Mimiko Chides Critics Of JAMB Over Cut-off Mark


Former Vice Chancellor, Adekunle Ajasin University ,Ado-Ekiti, Prof. Femi Mimiko has taken a swipe on critics of the Joint Admission and Matriculation Board over its recent announcement of the new 120 cut -off marks for universities in Nigeria
He expressed worries and surprise over what he considered unnecessary clampdown on the board and its management over the development.
To Prof. Mimiko, the public outcry is not only uninformed but also unfair to JAMB on the ground that it is the traditional assignment of JAMB to fix minimum cut-off marks for higher institutions in the country.
“I am just worried by the obfuscation out there on the 120 cutoff mark recently announced by JAMB, even from quarters that should ordinarily have a better appreciation of the issues.
“I am compelled in the circumstances to share my humble thoughts on this subject in as succinctly a manner as possible, taking a queue from what I did earlier on, on another platform.
” It is the tradition of JAMB, in consultation with heads of all the higher institutions, to fix the minimum benchmark score for admission into the universities, below which the Senate of a university cannot fall. By the way, admission is strictly in the purview of the Senate of each university.
“The choice, therefore, is that of each university to make vis a vis its own cutoff point for the different courses it offers, as long as it is not admitting below the benchmark score. This is applicable, mutatis mutandis, to the other higher institutions. In summary, there is nothing fundamentally out of place in what JAMB has done in this instance. It is left to each university to decide what it considers as adequate cutoff point, depending on what it seeks to achieve.” Mimiko submitted.
The veteran academic administrator observed that the assumption behind the setting of score benchmark for admission into the various institutions is that the Senate of a university, made up statutorily of professors, is responsible enough to do what is right.
He added that ultimately, as the system moves away from its statist orientation to one driven by market forces, the logic of the market would further compel responsible behaviour on the part of universities in this regard.
“As we move further in that direction, the space for public sector engagement of labour would shrink in favour of the private arena, which, I am persuaded, has greater capacity to impose discipline.
” Thus, a university that chooses the path of mediocrity in admission, and training of its products, will automatically get left behind, as its graduates may encounter problems getting hired.
“That said, as an unrepentant meritocrat, I believe a system like ours needs to focus on deploying relevant resources to get some of our kids the additional attention/help they require, such that at the point of competition, there would not be any need to lower standard for them, as they would have been duly prepared to compete with the best from wherever.

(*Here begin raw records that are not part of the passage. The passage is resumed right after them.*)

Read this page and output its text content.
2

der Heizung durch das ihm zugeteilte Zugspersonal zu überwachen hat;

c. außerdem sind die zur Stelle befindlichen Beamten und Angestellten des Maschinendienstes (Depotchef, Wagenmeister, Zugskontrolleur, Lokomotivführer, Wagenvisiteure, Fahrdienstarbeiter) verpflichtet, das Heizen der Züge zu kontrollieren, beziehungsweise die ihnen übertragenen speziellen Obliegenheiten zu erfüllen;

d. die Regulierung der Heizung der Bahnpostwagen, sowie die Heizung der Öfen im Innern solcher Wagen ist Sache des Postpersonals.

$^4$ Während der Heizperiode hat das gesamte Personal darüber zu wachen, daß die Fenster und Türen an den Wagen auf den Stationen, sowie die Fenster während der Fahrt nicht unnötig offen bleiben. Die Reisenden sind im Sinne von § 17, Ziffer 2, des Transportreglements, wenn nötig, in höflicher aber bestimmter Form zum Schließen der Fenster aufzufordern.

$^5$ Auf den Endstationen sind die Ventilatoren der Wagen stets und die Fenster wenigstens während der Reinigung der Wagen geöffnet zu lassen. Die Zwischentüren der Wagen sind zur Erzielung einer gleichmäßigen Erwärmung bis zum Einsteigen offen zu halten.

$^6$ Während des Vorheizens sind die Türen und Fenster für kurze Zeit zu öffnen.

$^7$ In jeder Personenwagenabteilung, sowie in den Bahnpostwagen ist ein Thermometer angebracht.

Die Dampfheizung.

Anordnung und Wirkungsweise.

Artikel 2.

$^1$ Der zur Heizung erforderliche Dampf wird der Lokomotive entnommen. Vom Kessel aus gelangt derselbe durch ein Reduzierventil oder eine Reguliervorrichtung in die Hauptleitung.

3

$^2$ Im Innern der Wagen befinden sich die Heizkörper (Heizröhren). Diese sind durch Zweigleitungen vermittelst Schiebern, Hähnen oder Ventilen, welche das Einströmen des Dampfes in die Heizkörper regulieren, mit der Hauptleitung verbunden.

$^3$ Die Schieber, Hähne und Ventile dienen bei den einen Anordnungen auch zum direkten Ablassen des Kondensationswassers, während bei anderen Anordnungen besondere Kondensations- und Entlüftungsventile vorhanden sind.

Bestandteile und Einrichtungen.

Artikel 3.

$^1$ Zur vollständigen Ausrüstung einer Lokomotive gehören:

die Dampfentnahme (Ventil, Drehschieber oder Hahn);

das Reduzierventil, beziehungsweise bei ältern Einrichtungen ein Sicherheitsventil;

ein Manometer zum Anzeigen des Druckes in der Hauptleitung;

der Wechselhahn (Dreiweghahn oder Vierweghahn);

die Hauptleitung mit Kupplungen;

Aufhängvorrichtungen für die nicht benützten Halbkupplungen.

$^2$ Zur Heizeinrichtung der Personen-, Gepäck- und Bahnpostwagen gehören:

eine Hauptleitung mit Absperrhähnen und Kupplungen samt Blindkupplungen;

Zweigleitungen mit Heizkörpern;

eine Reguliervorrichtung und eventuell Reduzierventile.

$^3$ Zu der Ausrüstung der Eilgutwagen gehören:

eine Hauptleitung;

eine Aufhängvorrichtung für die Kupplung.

He also posited that JAMB examination, like all matriculation examinations, was not exactly the ultimate requirement for admission.
” It is just to complement, in our own instance, the School Certificate, which is a product of at least six years of cumulative knowledge. It is far superior to a one-off matriculation examination; meaning that, having not done very well in this one matric examination does not completely suggest that a candidate is useless.
“The only reason for fixing cutoff marks highly in this clime, therefore, may not be more than the need to moderate access, given the abysmally low intake capacity of our universities. So, the 120 benchmark score does not suggest that better qualified candidates would be left out; well, as long as the principle of merit in admission is taken as sacrosanct. It only says that under no circumstance will anyone with a score lower than 120 get admitted”; he maintained.